На круге подъездной аллеи остановилась двуколка, и с козел соскочил мужчина, держа в руке большой пакет. Дайа выбежала на улицу, чтобы забрать его, и поспешила в дом.
— Должно быть, в нем что-то ужасно важное, — с улыбкой сказал Ник.
— Конечно. Это новая нижняя юбка.
— Я за нее заплатил, значит, она моя. Почему бы мне не доставить ее самому? — Ник попытался забрать пакет, но Дайа, вопреки ожиданиям, не выпустила его из рук по первому требованию. — Где она, черт побери?
— В своей комнате, но она принимает ванну, сэр, и не захочет, чтобы вы входили.
Дайа тянула пакет к себе, но Нику в конце концов удалось его забрать.
— Принимает ванну? Хм-м-м!
Воображение побаловало Ника распутной картинкой: Ева поднимается из ароматной воды, и ее чистая, порозовевшая кожа сияет, как у Венеры, явившейся из морской пены. Из-за подавляемого желания Николас почти постоянно испытывал возбуждение. Если так пойдет и дальше, придется обсудить с портным кое-какие изменения в покрое его брюк. Ник прижал пакет к себе. Чудесно, если Ева увидит доказательство его возбуждения, но смущать жену садовника он не хотел.
— Разве ты никогда не слышала, что чистота сродни набожности, Дайа? До набожности мне далеко, как до неба. Возможно, следует удовлетвориться ее сестрой?
— Ах, мисс Ева рассердится на меня! — сказала Дайа, пытаясь дотянуться до пакета.
— Ты работаешь на меня, а не на мисс Апшелл. Если я доволен, тебя больше ничто не должно беспокоить. — Ник развернулся и направился в крыло, где располагались спальни. — Не переживай, — бросил он через плечо служанке. — Ты наверняка слышала мерзкие сплетни, будто я выдаю себя за джентльмена. Я постучу, прежде чем войти.
Не его вина, что Ева ответила на его стук словами:
— Входи, Дайа.
Ник повернул ручку и медленно толкнул дверь. Джентльмен немедленно объявил бы о своем присутствии. Николас это знал.
К счастью, он не был настоящим джентльменом. У него была душа контрабандиста. В прошлом хитрость и изворотливость служили ему верой и правдой. Ник выглянул из-за двери.
Тысяча чертей! Она огородила ванну ширмой, но было слышно, как по другую сторону тонкой, обтянутой шелком перегородки плещется вода.
— Просто оставь пакет на кровати, — сказала Ева. — Я сама разверну. Можешь быть свободна, спасибо.
Николас на цыпочках пересек комнату, стараясь ступать как можно тише, и положил сверток на край кровати. Оказавшись на этой позиции, он сделал радостное открытие: оказывается, ширма не закрывала ванну целиком. Более того, над туалетным столиком весьма кстати обнаружилось зеркало, наклоненное под таким углом, что в нем можно было частично разглядеть хозяйку комнаты.
Теперь Ник мог наслаждаться видом намыленного колена Евы, высунувшегося над бортиком медной ванны. Немного наклонившись, он различил плавные линии грудей. Колено лишало его возможности увидеть влажный сосок. Еще виднелась часть изящной руки. От этой дразнящей картины у Ника заныло все тело.
Он мысленно сделал заметку: при первом же удобном случае поставить в комнате большое зеркало.

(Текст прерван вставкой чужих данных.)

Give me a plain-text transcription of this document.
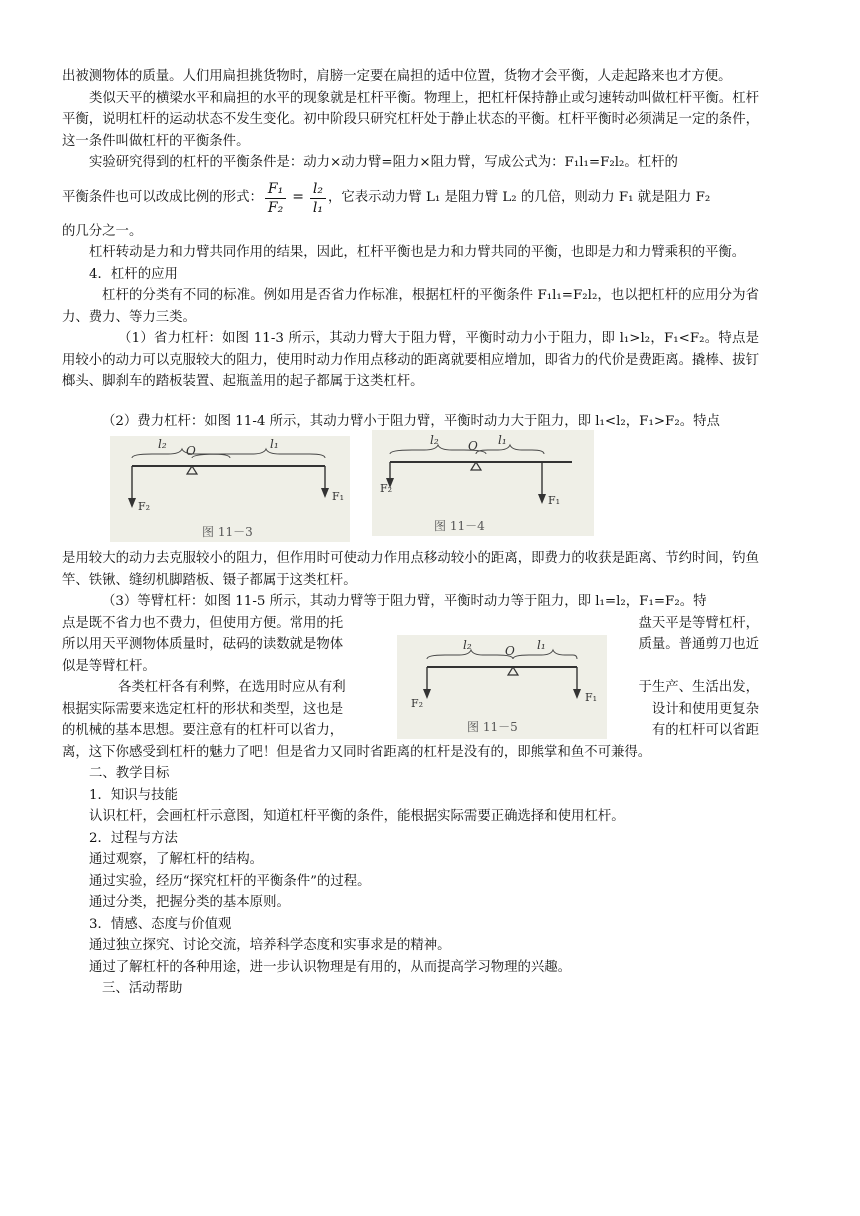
出被测物体的质量。人们用扁担挑货物时，肩膀一定要在扁担的适中位置，货物才会平衡，人走起路来也才方便。

类似天平的横梁水平和扁担的水平的现象就是杠杆平衡。物理上，把杠杆保持静止或匀速转动叫做杠杆平衡。杠杆平衡，说明杠杆的运动状态不发生变化。初中阶段只研究杠杆处于静止状态的平衡。杠杆平衡时必须满足一定的条件，这一条件叫做杠杆的平衡条件。

实验研究得到的杠杆的平衡条件是：动力×动力臂=阻力×阻力臂，写成公式为：F₁l₁=F₂l₂。杠杆的

平衡条件也可以改成比例的形式： $\frac{\text{F₁}}{\text{F₂}} = \frac{\text{l₂}}{\text{l₁}}$ ，它表示动力臂 L₁ 是阻力臂 L₂ 的几倍，则动力 F₁ 就是阻力 F₂

的几分之一。

杠杆转动是力和力臂共同作用的结果，因此，杠杆平衡也是力和力臂共同的平衡，也即是力和力臂乘积的平衡。

4．杠杆的应用

杠杆的分类有不同的标准。例如用是否省力作标准，根据杠杆的平衡条件 F₁l₁=F₂l₂，也以把杠杆的应用分为省力、费力、等力三类。

（1）省力杠杆：如图 11-3 所示，其动力臂大于阻力臂，平衡时动力小于阻力，即 l₁>l₂，F₁<F₂。特点是用较小的动力可以克服较大的阻力，使用时动力作用点移动的距离就要相应增加，即省力的代价是费距离。撬棒、拔钉榔头、脚刹车的踏板装置、起瓶盖用的起子都属于这类杠杆。

（2）费力杠杆：如图 11-4 所示，其动力臂小于阻力臂，平衡时动力大于阻力，即 l₁<l₂，F₁>F₂。特点

l₂ O	l₁
F₂
F₁
图 11－3
l₂ O l₁
F₂
F₁
图 11－4

是用较大的动力去克服较小的阻力，但作用时可使动力作用点移动较小的距离，即费力的收获是距离、节约时间，钓鱼竿、铁锹、缝纫机脚踏板、镊子都属于这类杠杆。

（3）等臂杠杆：如图 11-5 所示，其动力臂等于阻力臂，平衡时动力等于阻力，即 l₁=l₂，F₁=F₂。特

点是既不省力也不费力，但使用方便。常用的托	盘天平是等臂杠杆，
所以用天平测物体质量时，砝码的读数就是物体	质量。普通剪刀也近
似是等臂杠杆。
各类杠杆各有利弊，在选用时应从有利	于生产、生活出发，
根据实际需要来选定杠杆的形状和类型，这也是	设计和使用更复杂
的机械的基本思想。要注意有的杠杆可以省力，	有的杠杆可以省距
l₂	O l₁
F₂	F₁
图 11－5

离，这下你感受到杠杆的魅力了吧！但是省力又同时省距离的杠杆是没有的，即熊掌和鱼不可兼得。

二、教学目标

1．知识与技能

认识杠杆，会画杠杆示意图，知道杠杆平衡的条件，能根据实际需要正确选择和使用杠杆。

2．过程与方法

通过观察，了解杠杆的结构。

通过实验，经历“探究杠杆的平衡条件”的过程。

通过分类，把握分类的基本原则。

3．情感、态度与价值观

通过独立探究、讨论交流，培养科学态度和实事求是的精神。

通过了解杠杆的各种用途，进一步认识物理是有用的，从而提高学习物理的兴趣。

三、活动帮助
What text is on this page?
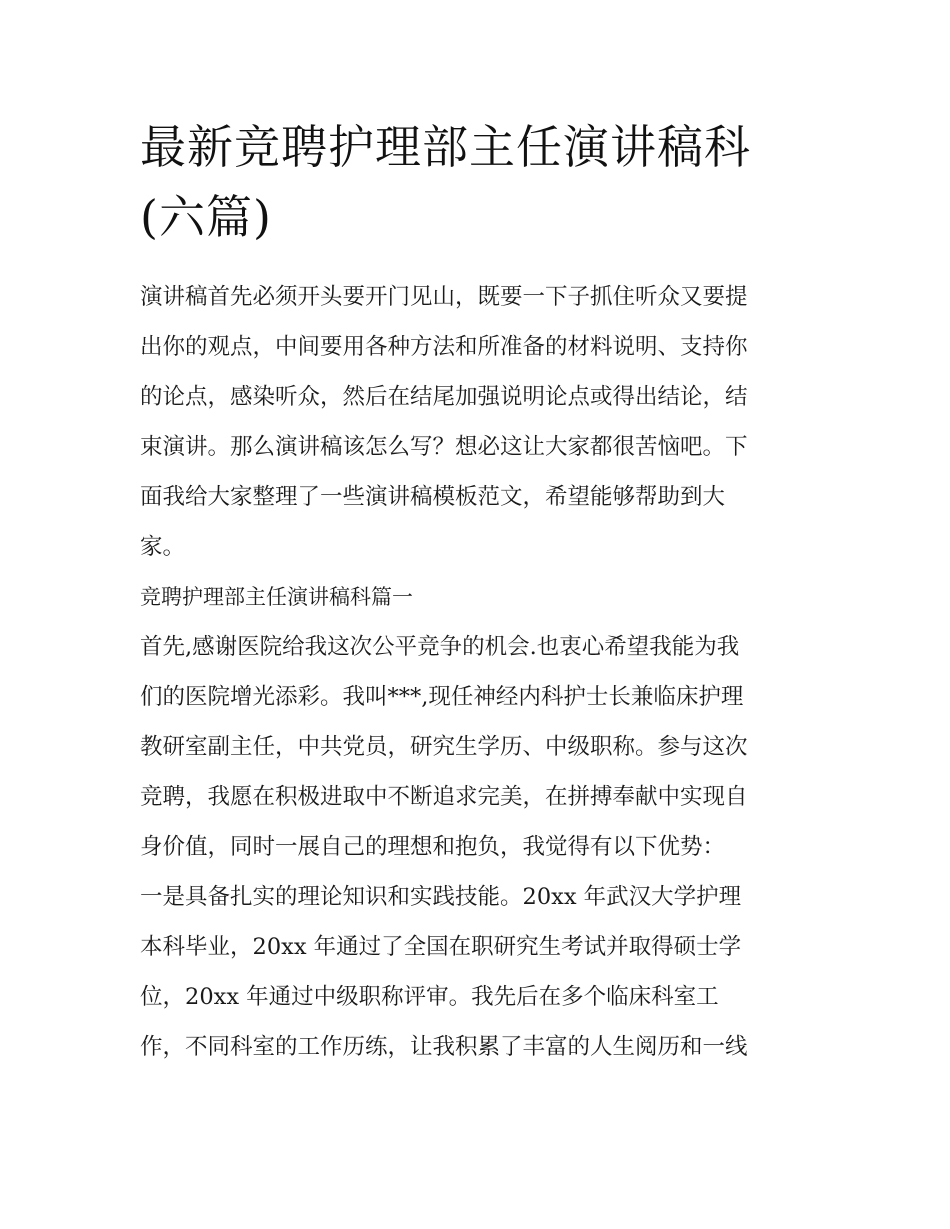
最新竞聘护理部主任演讲稿科
(六篇)
演讲稿首先必须开头要开门见山，既要一下子抓住听众又要提
出你的观点，中间要用各种方法和所准备的材料说明、支持你
的论点，感染听众，然后在结尾加强说明论点或得出结论，结
束演讲。那么演讲稿该怎么写？想必这让大家都很苦恼吧。下
面我给大家整理了一些演讲稿模板范文，希望能够帮助到大
家。
竞聘护理部主任演讲稿科篇一
首先,感谢医院给我这次公平竞争的机会.也衷心希望我能为我
们的医院增光添彩。我叫***,现任神经内科护士长兼临床护理
教研室副主任，中共党员，研究生学历、中级职称。参与这次
竞聘，我愿在积极进取中不断追求完美，在拼搏奉献中实现自
身价值，同时一展自己的理想和抱负，我觉得有以下优势：
一是具备扎实的理论知识和实践技能。20xx 年武汉大学护理
本科毕业，20xx 年通过了全国在职研究生考试并取得硕士学
位，20xx 年通过中级职称评审。我先后在多个临床科室工
作，不同科室的工作历练，让我积累了丰富的人生阅历和一线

— Я сказала, можешь идти, Дайа.
Ева приподнялась в ванной, и Ник разглядел в маленьком зеркальце ее пупок, выглядывающий между колен.
Он на цыпочках подошел к двери и, не выходя наружу, открыл и закрыл ее так же тихо, как сделала бы Дайа. На всякий случай Ник осторожно, беззвучно задвинул засов. Вода хлюпнула, когда Ева опустилась в ванну глубже.

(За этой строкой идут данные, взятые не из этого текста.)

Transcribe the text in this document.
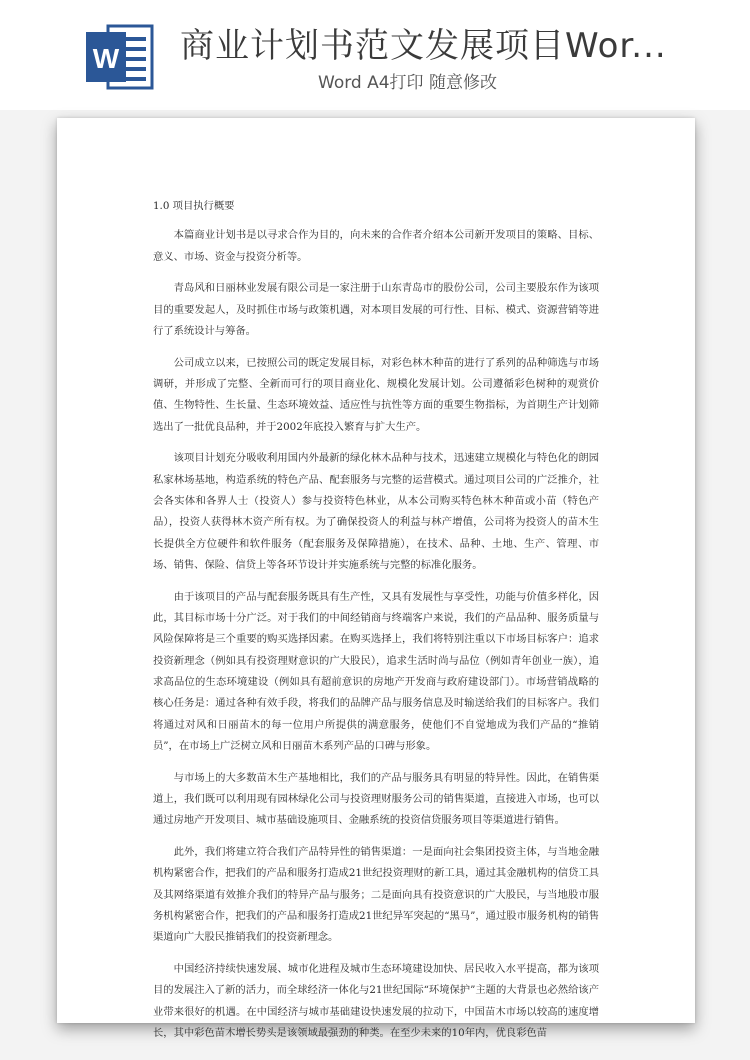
W 商业计划书范文发展项目Wor...
Word A4打印 随意修改
1.0 项目执行概要

本篇商业计划书是以寻求合作为目的，向未来的合作者介绍本公司新开发项目的策略、目标、意义、市场、资金与投资分析等。

青岛风和日丽林业发展有限公司是一家注册于山东青岛市的股份公司，公司主要股东作为该项目的重要发起人，及时抓住市场与政策机遇，对本项目发展的可行性、目标、模式、资源营销等进行了系统设计与筹备。

公司成立以来，已按照公司的既定发展目标，对彩色林木种苗的进行了系列的品种筛选与市场调研，并形成了完整、全新而可行的项目商业化、规模化发展计划。公司遵循彩色树种的观赏价值、生物特性、生长量、生态环境效益、适应性与抗性等方面的重要生物指标，为首期生产计划筛选出了一批优良品种，并于2002年底投入繁育与扩大生产。

该项目计划充分吸收利用国内外最新的绿化林木品种与技术，迅速建立规模化与特色化的朗园私家林场基地，构造系统的特色产品、配套服务与完整的运营模式。通过项目公司的广泛推介，社会各实体和各界人士（投资人）参与投资特色林业，从本公司购买特色林木种苗或小苗（特色产品），投资人获得林木资产所有权。为了确保投资人的利益与林产增值，公司将为投资人的苗木生长提供全方位硬件和软件服务（配套服务及保障措施），在技术、品种、土地、生产、管理、市场、销售、保险、信贷上等各环节设计并实施系统与完整的标准化服务。

由于该项目的产品与配套服务既具有生产性，又具有发展性与享受性，功能与价值多样化，因此，其目标市场十分广泛。对于我们的中间经销商与终端客户来说，我们的产品品种、服务质量与风险保障将是三个重要的购买选择因素。在购买选择上，我们将特别注重以下市场目标客户：追求投资新理念（例如具有投资理财意识的广大股民），追求生活时尚与品位（例如青年创业一族），追求高品位的生态环境建设（例如具有超前意识的房地产开发商与政府建设部门）。市场营销战略的核心任务是：通过各种有效手段，将我们的品牌产品与服务信息及时输送给我们的目标客户。我们将通过对风和日丽苗木的每一位用户所提供的满意服务，使他们不自觉地成为我们产品的“推销员”，在市场上广泛树立风和日丽苗木系列产品的口碑与形象。

与市场上的大多数苗木生产基地相比，我们的产品与服务具有明显的特异性。因此，在销售渠道上，我们既可以利用现有园林绿化公司与投资理财服务公司的销售渠道，直接进入市场，也可以通过房地产开发项目、城市基础设施项目、金融系统的投资信贷服务项目等渠道进行销售。

此外，我们将建立符合我们产品特异性的销售渠道：一是面向社会集团投资主体，与当地金融机构紧密合作，把我们的产品和服务打造成21世纪投资理财的新工具，通过其金融机构的信贷工具及其网络渠道有效推介我们的特异产品与服务；二是面向具有投资意识的广大股民，与当地股市服务机构紧密合作，把我们的产品和服务打造成21世纪异军突起的“黑马”，通过股市服务机构的销售渠道向广大股民推销我们的投资新理念。

中国经济持续快速发展、城市化进程及城市生态环境建设加快、居民收入水平提高，都为该项目的发展注入了新的活力，而全球经济一体化与21世纪国际“环境保护”主题的大背景也必然给该产业带来很好的机遇。在中国经济与城市基础建设快速发展的拉动下，中国苗木市场以较高的速度增长，其中彩色苗木增长势头是该领域最强劲的种类。在至少未来的10年内，优良彩色苗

Ширма была не очень высокой. Он наверняка сможет заглянуть за нее, если только сумеет подобраться вплотную. Ник с мучительной неспешностью снял ботинки и в одних чулках пошел к ширме мягким, крадущимся шагом.
Дерзость всегда в прошлом приносила ему богатые плоды. Настоящее не стало исключением.
Ева сидела к нему спиной, но откинувшись на бортик ванны, так что он видел ее макушку. Ее золотисто-каштановые волосы были собраны в узел на затылке, оголяя шею. Несколько выбившихся прядей щекотали чувствительную кожу.
Нику до боли хотелось попробовать ее на вкус как раз там, на линии волос.
С его позиции открывался отличный вид на восхитительные груди Евы. Они оказались именно такими, как и представлял себе Николас: кремовые холмики с розовыми вершинами, только-только начавшие хорошо ложиться в мужскую ладонь. Ник мог бы утонуть в ложбинке между ними, не жалея ни о чем.